2. Next it is urged that the confined sense, which applies the words of our Saviour to the events of the Jewish war and the apostolic age, is inconsistent with the enlarged ideas which ought to be entertained of the Saviour and his care for his followers, which "embrace them beyond the expanse of many an intervening century."

This objection is singularly inconsistent and self-destructive. First, the view, which refers the whole prophecy to the next ensuing generation, is not in the least more confined than the hypothesis in the " Latter Days," which limits the word just as strictly to the last generation before the advent. And next, the argument may be reversed when the question lies between Mr. Mac Causland's exposition and the one which is here maintained for, in truth, the former limits the prophecy

to one generation only, and it is the contrary interpretation which really enlarges ts extent so as to embrace the whole course of the dispensation.

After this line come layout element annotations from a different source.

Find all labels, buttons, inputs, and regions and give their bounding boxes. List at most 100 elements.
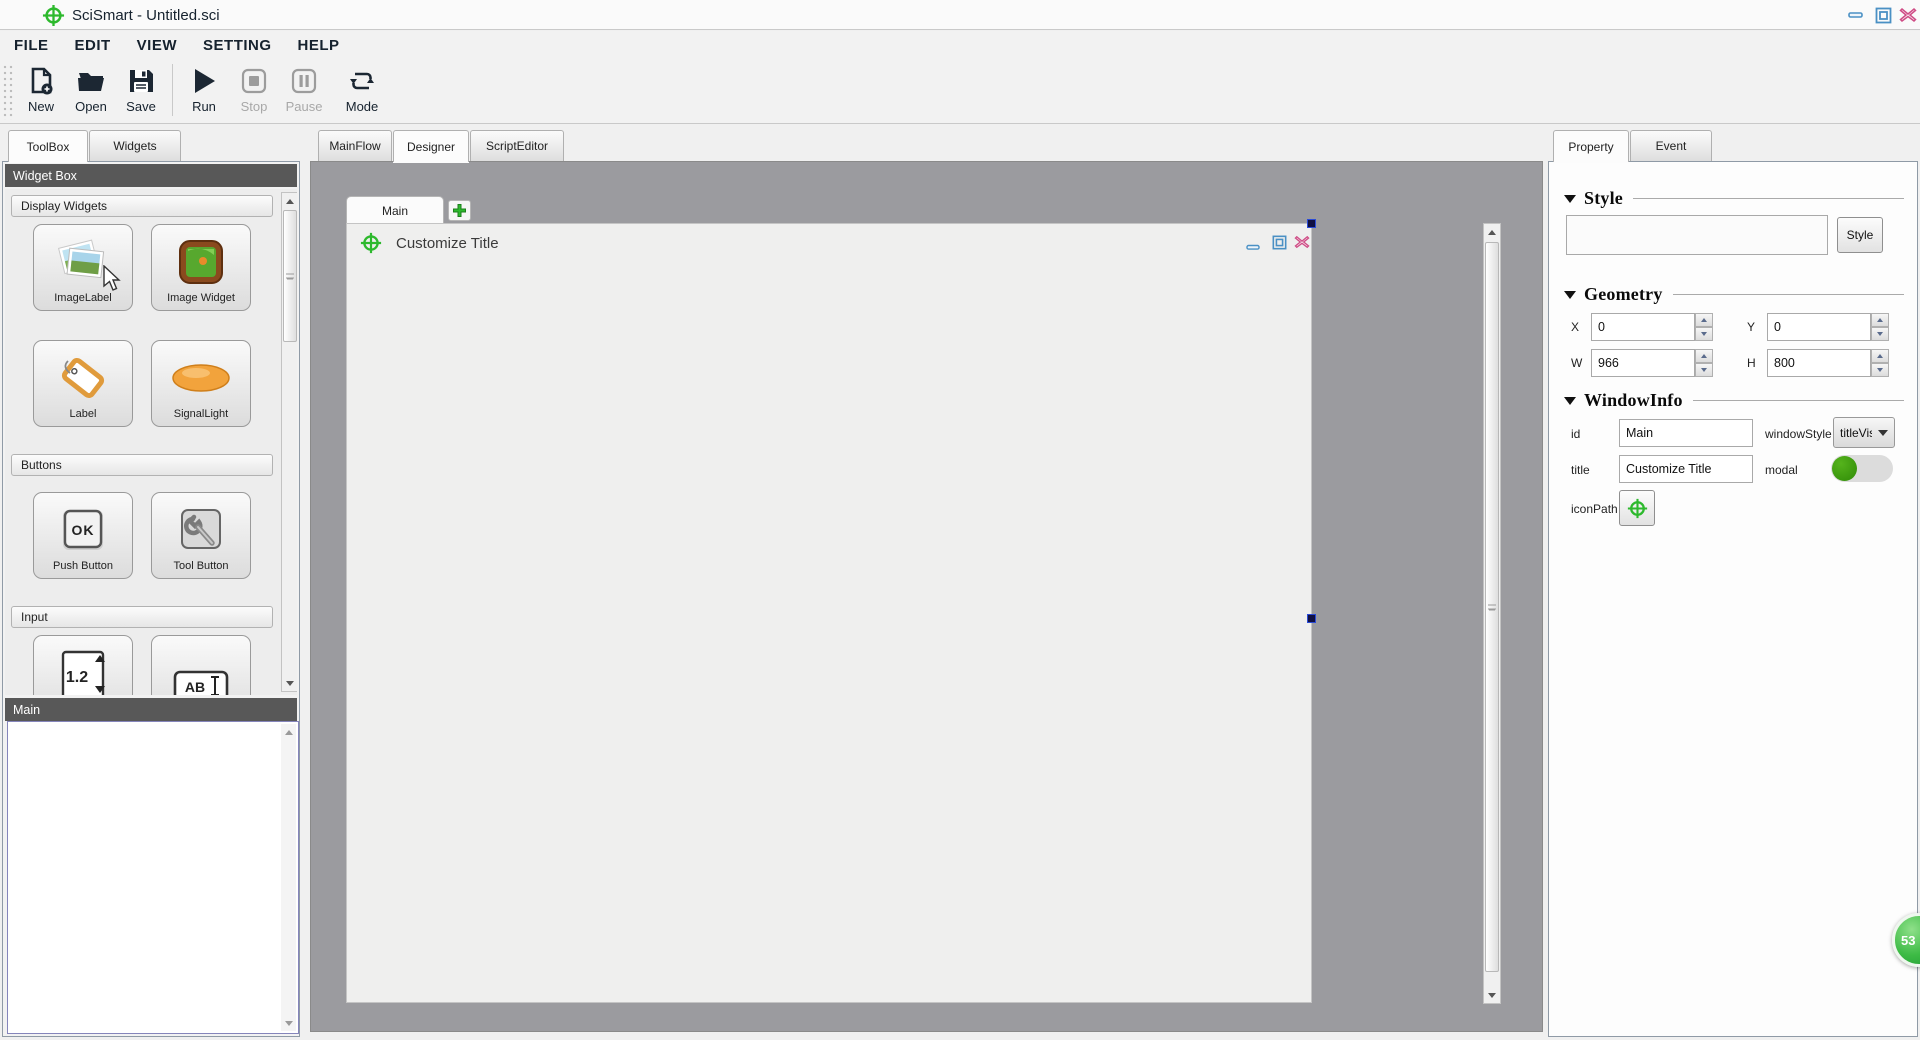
tab-scripteditor[interactable]: ScriptEditor <box>470 130 564 161</box>
canvas-scrollbar-up-icon[interactable] <box>1484 224 1500 240</box>
designed-window-close-icon[interactable] <box>1291 232 1313 252</box>
widget-card-imagewidget[interactable]: Image Widget <box>151 224 251 311</box>
minimize-button[interactable] <box>1845 5 1867 25</box>
add-page-button[interactable] <box>448 200 471 221</box>
tab-mainflow[interactable]: MainFlow <box>318 130 392 161</box>
w-label: W <box>1571 356 1582 370</box>
w-input[interactable] <box>1591 349 1695 377</box>
page-tab-main[interactable]: Main <box>346 196 444 224</box>
w-spinner[interactable] <box>1695 349 1713 377</box>
y-spinner[interactable] <box>1871 313 1889 341</box>
tree-scrollbar-down-icon[interactable] <box>281 1015 296 1031</box>
designed-window[interactable]: Customize Title <box>346 223 1312 1003</box>
widgetbox-scrollbar-down-icon[interactable] <box>282 675 297 691</box>
widget-card-imagelabel[interactable]: ImageLabel <box>33 224 133 311</box>
tab-property[interactable]: Property <box>1553 130 1629 162</box>
designed-window-title: Customize Title <box>396 235 499 252</box>
title-input[interactable] <box>1619 455 1753 483</box>
pause-icon <box>290 66 318 96</box>
menu-help[interactable]: HELP <box>298 37 340 54</box>
tab-event[interactable]: Event <box>1630 130 1712 161</box>
widgetbox-scrollbar-up-icon[interactable] <box>282 193 297 209</box>
canvas-scrollbar[interactable] <box>1483 223 1501 1004</box>
y-input[interactable] <box>1767 313 1871 341</box>
iconpath-button[interactable] <box>1619 490 1655 526</box>
style-section-header[interactable]: Style <box>1564 188 1904 209</box>
maximize-button[interactable] <box>1872 5 1894 25</box>
h-spinner[interactable] <box>1871 349 1889 377</box>
menu-bar: FILE EDIT VIEW SETTING HELP <box>0 31 1920 60</box>
widget-box-scroll-area: Display Widgets ImageLabel <box>5 189 297 695</box>
menu-view[interactable]: VIEW <box>137 37 177 54</box>
signal-light-icon <box>152 351 250 405</box>
stop-button[interactable]: Stop <box>229 60 279 120</box>
designed-window-minimize-icon[interactable] <box>1242 237 1264 257</box>
new-file-icon <box>27 66 55 96</box>
widget-card-label[interactable]: Label <box>33 340 133 427</box>
modal-toggle[interactable] <box>1831 455 1893 482</box>
open-button[interactable]: Open <box>66 60 116 120</box>
app-window: SciSmart - Untitled.sci FILE EDIT VIEW S… <box>0 0 1920 1040</box>
windowstyle-label: windowStyle <box>1765 427 1832 441</box>
widget-card-pushbutton[interactable]: OK Push Button <box>33 492 133 579</box>
image-widget-icon <box>152 235 250 289</box>
selection-handle-right[interactable] <box>1307 614 1316 623</box>
section-input[interactable]: Input <box>11 606 273 628</box>
designed-window-titlebar[interactable]: Customize Title <box>347 224 1311 262</box>
toolbar: New Open Save Run Stop <box>0 60 1920 124</box>
windowinfo-collapse-icon <box>1564 397 1576 405</box>
new-button[interactable]: New <box>16 60 66 120</box>
app-logo-crosshair-icon <box>42 4 65 27</box>
tab-toolbox[interactable]: ToolBox <box>8 130 88 162</box>
style-collapse-icon <box>1564 195 1576 203</box>
main-tree-list[interactable] <box>7 721 299 1034</box>
svg-text:OK: OK <box>72 522 95 538</box>
canvas-scrollbar-thumb[interactable] <box>1485 242 1499 972</box>
designer-canvas[interactable]: Main Customize Title <box>310 161 1543 1032</box>
menu-edit[interactable]: EDIT <box>75 37 111 54</box>
menu-file[interactable]: FILE <box>14 37 49 54</box>
mode-button[interactable]: Mode <box>337 60 387 120</box>
run-button[interactable]: Run <box>179 60 229 120</box>
property-panel: Style Style Geometry X Y W H WindowInfo <box>1548 161 1918 1037</box>
widget-box-header: Widget Box <box>5 164 297 187</box>
widget-card-toolbutton[interactable]: Tool Button <box>151 492 251 579</box>
tab-widgets[interactable]: Widgets <box>89 130 181 161</box>
style-input[interactable] <box>1566 215 1828 255</box>
widget-card-signallight[interactable]: SignalLight <box>151 340 251 427</box>
section-buttons[interactable]: Buttons <box>11 454 273 476</box>
geometry-section-header[interactable]: Geometry <box>1564 284 1904 305</box>
iconpath-crosshair-icon <box>1627 498 1648 519</box>
canvas-scrollbar-down-icon[interactable] <box>1484 987 1500 1003</box>
iconpath-label: iconPath <box>1571 502 1618 516</box>
close-button[interactable] <box>1897 5 1919 25</box>
section-display-widgets[interactable]: Display Widgets <box>11 195 273 217</box>
menu-setting[interactable]: SETTING <box>203 37 272 54</box>
designed-window-maximize-icon[interactable] <box>1268 232 1290 252</box>
tab-designer[interactable]: Designer <box>393 130 469 162</box>
widget-card-spinbox[interactable]: 1.2 <box>33 635 133 695</box>
lineedit-icon: AB <box>152 658 250 695</box>
x-spinner[interactable] <box>1695 313 1713 341</box>
geometry-collapse-icon <box>1564 291 1576 299</box>
run-icon <box>190 66 218 96</box>
stop-icon <box>240 66 268 96</box>
add-page-plus-icon <box>452 203 467 218</box>
save-icon <box>127 66 155 96</box>
widget-card-lineedit[interactable]: AB <box>151 635 251 695</box>
tree-scrollbar[interactable] <box>281 724 296 1031</box>
toolbar-grip-handle[interactable] <box>2 64 14 120</box>
style-button[interactable]: Style <box>1837 217 1883 253</box>
widgetbox-scrollbar-thumb[interactable] <box>283 210 297 342</box>
id-input[interactable] <box>1619 419 1753 447</box>
selection-handle-top-right[interactable] <box>1307 219 1316 228</box>
pause-button[interactable]: Pause <box>279 60 329 120</box>
h-input[interactable] <box>1767 349 1871 377</box>
x-input[interactable] <box>1591 313 1695 341</box>
widgetbox-scrollbar[interactable] <box>281 192 297 692</box>
tree-scrollbar-up-icon[interactable] <box>281 724 296 740</box>
save-button[interactable]: Save <box>116 60 166 120</box>
windowstyle-dropdown[interactable]: titleVisia <box>1833 417 1895 448</box>
windowinfo-section-header[interactable]: WindowInfo <box>1564 390 1904 411</box>
x-label: X <box>1571 320 1579 334</box>
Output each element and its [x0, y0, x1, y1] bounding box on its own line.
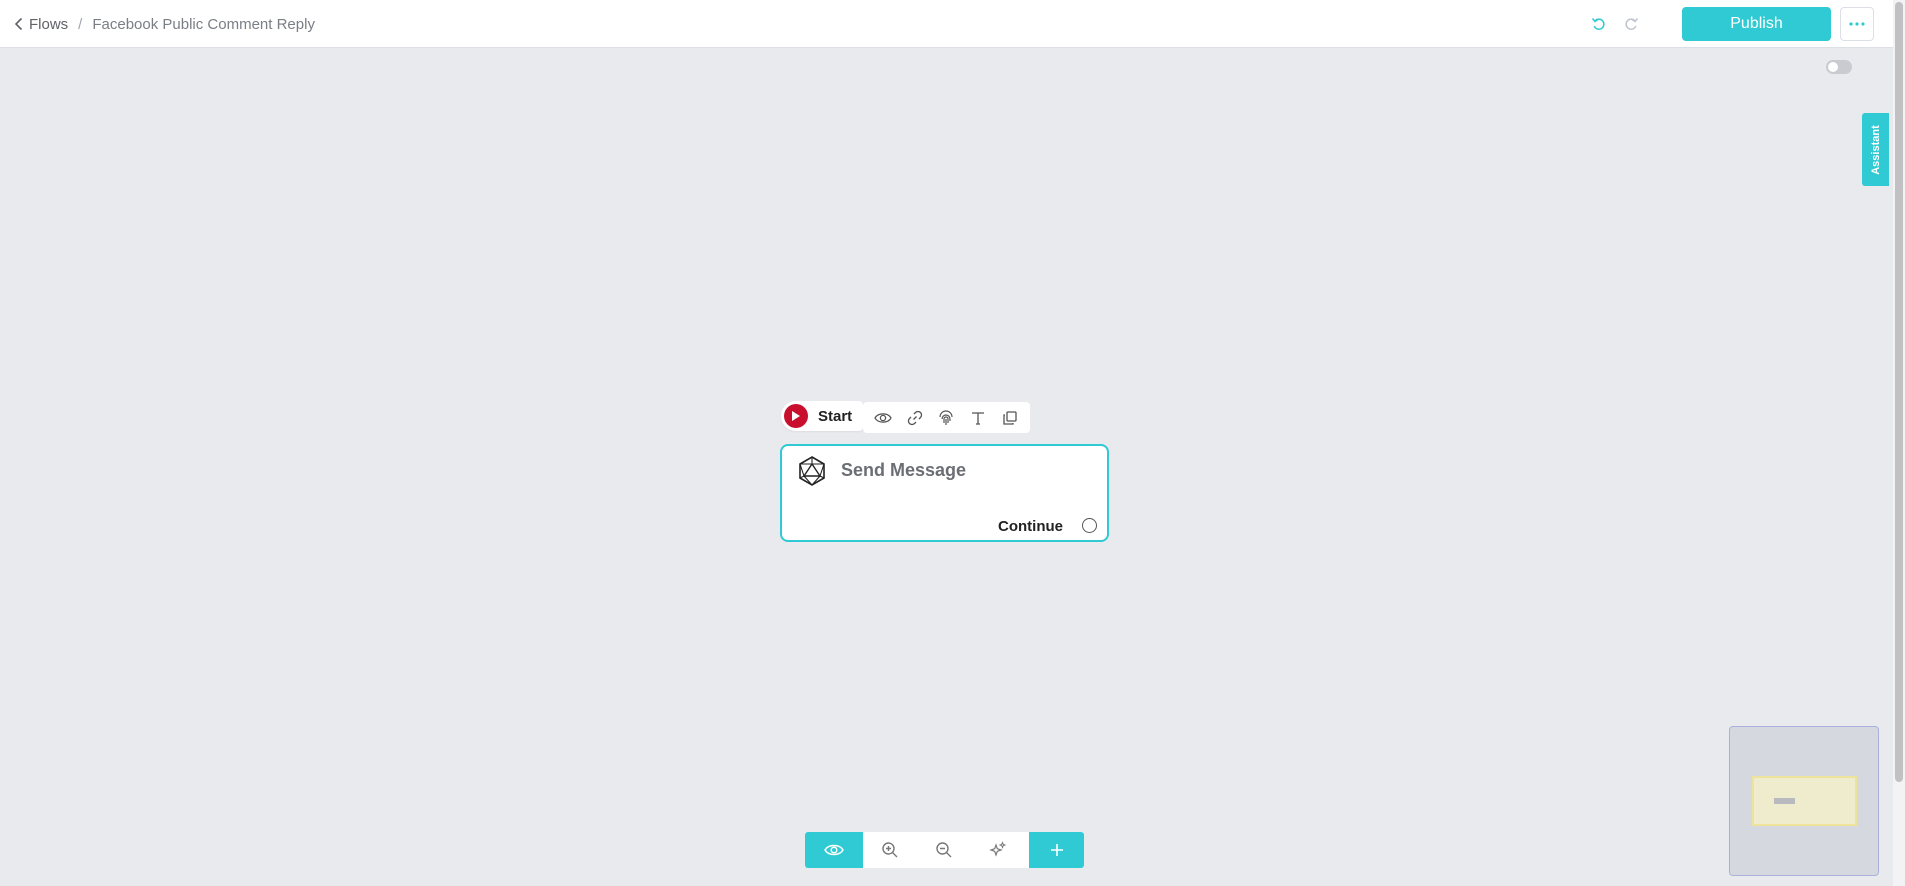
preview-button[interactable]	[805, 832, 863, 868]
scrollbar-thumb[interactable]	[1895, 2, 1903, 782]
fingerprint-icon	[939, 409, 954, 425]
node-title: Send Message	[841, 460, 967, 480]
breadcrumb-flows-label: Flows	[29, 15, 69, 33]
top-bar: Flows / Facebook Public Comment Reply Pu…	[0, 0, 1893, 48]
copy-icon	[1003, 410, 1017, 425]
link-icon	[907, 410, 922, 425]
text-node-button[interactable]	[965, 405, 991, 431]
sparkle-icon	[989, 841, 1007, 857]
play-icon	[784, 404, 808, 428]
ellipsis-icon	[1849, 22, 1865, 26]
assistant-label: Assistant	[1869, 124, 1882, 175]
minimap[interactable]	[1729, 726, 1879, 876]
fingerprint-node-button[interactable]	[933, 405, 959, 431]
zoom-in-button[interactable]	[863, 832, 917, 868]
canvas-bottom-toolbar	[805, 832, 1084, 868]
redo-icon	[1625, 18, 1639, 30]
flow-name: Facebook Public Comment Reply	[92, 15, 315, 33]
toggle-knob	[1828, 62, 1838, 72]
publish-button[interactable]: Publish	[1682, 7, 1831, 41]
send-message-node[interactable]: Send Message Continue	[780, 444, 1109, 542]
back-to-flows-link[interactable]: Flows	[14, 16, 68, 33]
start-label: Start	[818, 407, 853, 425]
canvas-toggle-switch[interactable]	[1826, 60, 1852, 74]
history-controls	[1589, 14, 1641, 34]
zoom-in-icon	[882, 842, 898, 858]
assistant-tab[interactable]: Assistant	[1862, 113, 1889, 186]
breadcrumb: Flows / Facebook Public Comment Reply	[14, 0, 315, 48]
copy-node-button[interactable]	[997, 405, 1023, 431]
link-node-button[interactable]	[902, 405, 928, 431]
add-node-button[interactable]	[1029, 832, 1084, 868]
start-trigger[interactable]: Start	[781, 401, 863, 431]
breadcrumb-separator: /	[78, 15, 83, 33]
undo-button[interactable]	[1589, 14, 1609, 34]
undo-icon	[1591, 18, 1605, 30]
zoom-out-icon	[936, 842, 952, 858]
plus-icon	[1050, 844, 1063, 856]
preview-node-button[interactable]	[870, 405, 896, 431]
minimap-node-marker	[1774, 798, 1795, 804]
icosahedron-icon	[798, 456, 826, 491]
eye-icon	[874, 412, 892, 423]
zoom-out-button[interactable]	[917, 832, 971, 868]
preview-eye-icon	[824, 844, 844, 856]
continue-output-port[interactable]	[1082, 518, 1097, 533]
auto-arrange-button[interactable]	[971, 832, 1025, 868]
more-options-button[interactable]	[1840, 7, 1874, 41]
minimap-viewport[interactable]	[1752, 776, 1857, 826]
redo-button[interactable]	[1621, 14, 1641, 34]
continue-label: Continue	[998, 518, 1063, 535]
node-toolbar	[863, 402, 1030, 433]
text-icon	[972, 411, 985, 425]
chevron-left-icon	[14, 17, 23, 31]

3. The meaning of the phrase in the prophecies of Daniel is the next proof alleged. This is composed of several particulars. The author contends, first, that in Dan. viii. the abomination of desolation is not mentioned, and that the Mahometan power is designed. Secondly, that in Dan. ix. 27, it is the Messiah who is to confirm the covenant at a time still future. Thirdly, that in Dan. xi. 31, there is a sudden transition from Antiochus, mentioned in the previous verse, to the future antichrist, who shall set up the abomination of desolation in Jerusalem, and who is referred to again in xi. 11. From these premises our author confidently infers, that the interpretation, which refers the abomination to Titus and the first fall of Jerusalem, is disproved by the direct evidence of Daniel's visions, to which our Lord himself refers us. This argument, on a close analysis, will appear one of the most venturous which was ever framed.

(1). First, if the reference in our Lord's prophecy be taken with the utmost strictness of verbal allusion, it must relate to Dan. xi. 31, xii. 11, where alone the abomination of desolation is mentioned in that exact form. Now the nearest preceding verse (xi. 30), by the writer's own admission, relates to Antiochus Epiphanes. What an inversion it is of all sound reasoning to adduce these words, so connected, in disproof of the reference to the days of Titus, and as evidence for a future application. Every maxim of common sense leads to an opposite inference. Nothing but strong direct proof, that the abomination there mentioned is still future, can overcome the presumption to the contrary, drawn from its connexion with the previous verses.